Il rigore ti spinge a migliorare man mano che avanzi. Il perfezionismo ti impedisce di andare avanti finché non sei perfetto, e non è mai perfetto. Il rigore conclude i lavori. Il perfezionismo li lascia a metà dell'opera per sempre.
Cameron riassume: il perfezionismo lo è paura di finire mascherata da domanda. Mentre il lavoro è aperto, non può essere giudicato.
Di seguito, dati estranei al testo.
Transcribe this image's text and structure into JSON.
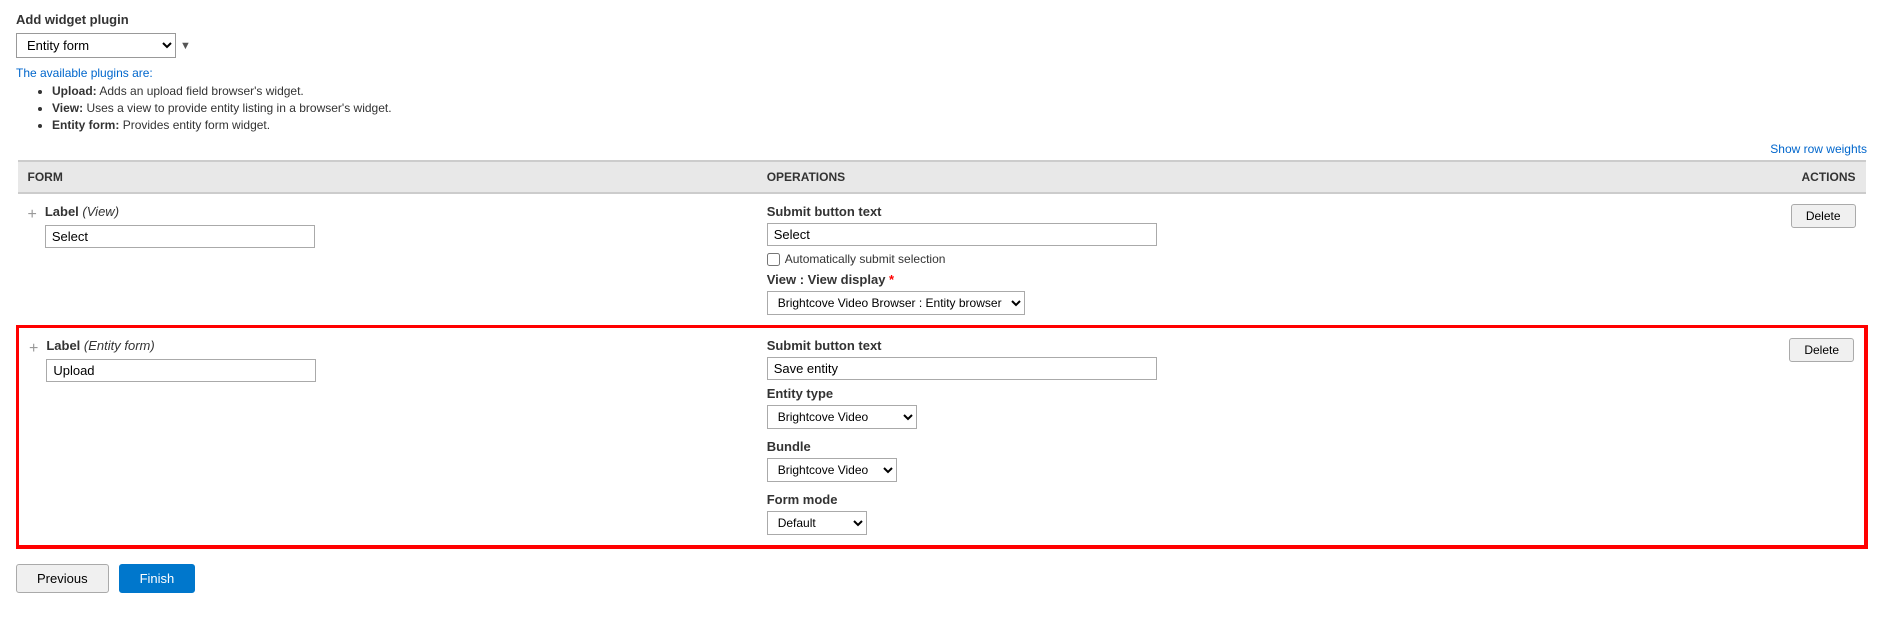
{
  "page": {
    "add_widget_title": "Add widget plugin",
    "plugin_select_value": "Entity form",
    "available_plugins_label": "The available plugins are:",
    "plugin_list": [
      {
        "name": "Upload:",
        "description": "Adds an upload field browser's widget."
      },
      {
        "name": "View:",
        "description": "Uses a view to provide entity listing in a browser's widget."
      },
      {
        "name": "Entity form:",
        "description": "Provides entity form widget."
      }
    ],
    "show_row_weights": "Show row weights",
    "table": {
      "headers": {
        "form": "FORM",
        "operations": "OPERATIONS",
        "actions": "ACTIONS"
      },
      "rows": [
        {
          "id": "row1",
          "label": "Label",
          "label_type": "View",
          "input_value": "Select",
          "submit_button_text_label": "Submit button text",
          "submit_button_text_value": "Select",
          "auto_submit_label": "Automatically submit selection",
          "view_display_label": "View : View display",
          "view_display_required": true,
          "view_display_options": [
            "Brightcove Video Browser : Entity browser"
          ],
          "view_display_selected": "Brightcove Video Browser : Entity browser",
          "delete_label": "Delete",
          "highlighted": false
        },
        {
          "id": "row2",
          "label": "Label",
          "label_type": "Entity form",
          "input_value": "Upload",
          "submit_button_text_label": "Submit button text",
          "submit_button_text_value": "Save entity",
          "entity_type_label": "Entity type",
          "entity_type_options": [
            "Brightcove Video"
          ],
          "entity_type_selected": "Brightcove Video",
          "bundle_label": "Bundle",
          "bundle_options": [
            "Brightcove Video"
          ],
          "bundle_selected": "Brightcove Video",
          "form_mode_label": "Form mode",
          "form_mode_options": [
            "Default"
          ],
          "form_mode_selected": "Default",
          "delete_label": "Delete",
          "highlighted": true
        }
      ]
    },
    "footer": {
      "previous_label": "Previous",
      "finish_label": "Finish"
    }
  }
}
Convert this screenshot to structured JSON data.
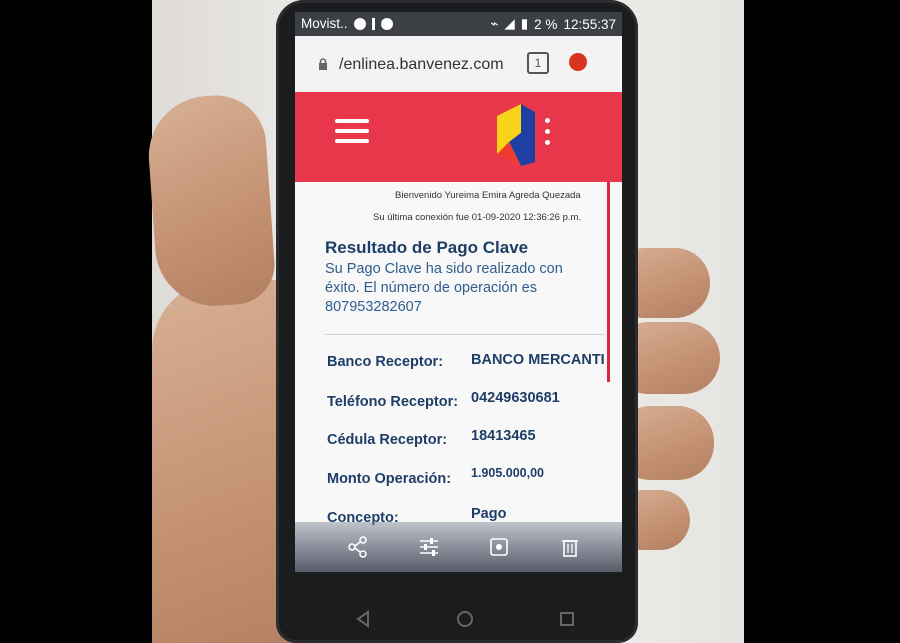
{
  "status_bar": {
    "carrier": "Movist..",
    "battery": "2 %",
    "time": "12:55:37"
  },
  "browser": {
    "url": "/enlinea.banvenez.com",
    "tab_count": "1"
  },
  "page": {
    "welcome": "Bienvenido Yureima Emira  Agreda Quezada",
    "last_connection": "Su última conexión fue 01-09-2020 12:36:26 p.m.",
    "result_title": "Resultado de Pago Clave",
    "result_message": "Su Pago Clave ha sido realizado con éxito. El número de operación es 807953282607",
    "rows": [
      {
        "label": "Banco Receptor:",
        "value": "BANCO MERCANTI"
      },
      {
        "label": "Teléfono Receptor:",
        "value": "04249630681"
      },
      {
        "label": "Cédula Receptor:",
        "value": "18413465"
      },
      {
        "label": "Monto Operación:",
        "value": "1.905.000,00"
      },
      {
        "label": "Concepto:",
        "value": "Pago"
      }
    ]
  },
  "colors": {
    "bank_red": "#e8374a",
    "text_blue": "#1e3e67",
    "msg_blue": "#2f5d8e"
  },
  "icons": {
    "toolbar": [
      "share-icon",
      "sliders-icon",
      "crop-icon",
      "trash-icon"
    ],
    "nav": [
      "back-icon",
      "home-icon",
      "recents-icon"
    ]
  }
}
Il pezzo finito è il pezzo vulnerabile.
Come identifichi che il tuo perfezionismo è paura?
Cinque segnali chiari.
Segni di perfezionismo-paura:
- Hai lo stesso lavoro incompiuto da più di 6 mesi
- Il tuo standard si alza quando il lavoro sta per finire
- Confronti il tuo lavoro in corso con i lavori finiti di altri
- Dettagli insignificanti possono fermarti per una settimana
- Hai realizzato diverse versioni "finali" che non sono definitive
Quali sono le cinque tattiche che spezzano il perfezionismo senza abbassare la qualità?
Tattiche concrete, non astratte.
5 tattiche anti-perfezionismo:
- scadenza pubblica: impegnarsi per una data specifica con qualcuno specifico
- Versione minima praticabile- Definisci cosa conta come "finito" prima di iniziare
- Mostra all'80%: mostra il lavoro quando è all'80% — perderai la perfezione, otterrai feedback utili
- Prossimo progetto impegnato: iniziare il lavoro successivo prima della lucidatura finale
- Regola delle tre revisioni: massimo tre giri di editing, poi si chiude
Cameron ha un esercizio specifico per questo?
SÌ. Definisce l'esercizio "funziona deliberatamente mediocre". Impegnati a fare un lavoro di cui non sei orgoglioso per una settimana: una brutta poesia, un dipinto senza pretese, una canzone sciocca.
L'effetto: rompi la pretesa di cui il perfezionismo ha bisogno per funzionare. Dopo un lavoro volutamente mediocre, i tuoi prossimi lavori scorrono di più.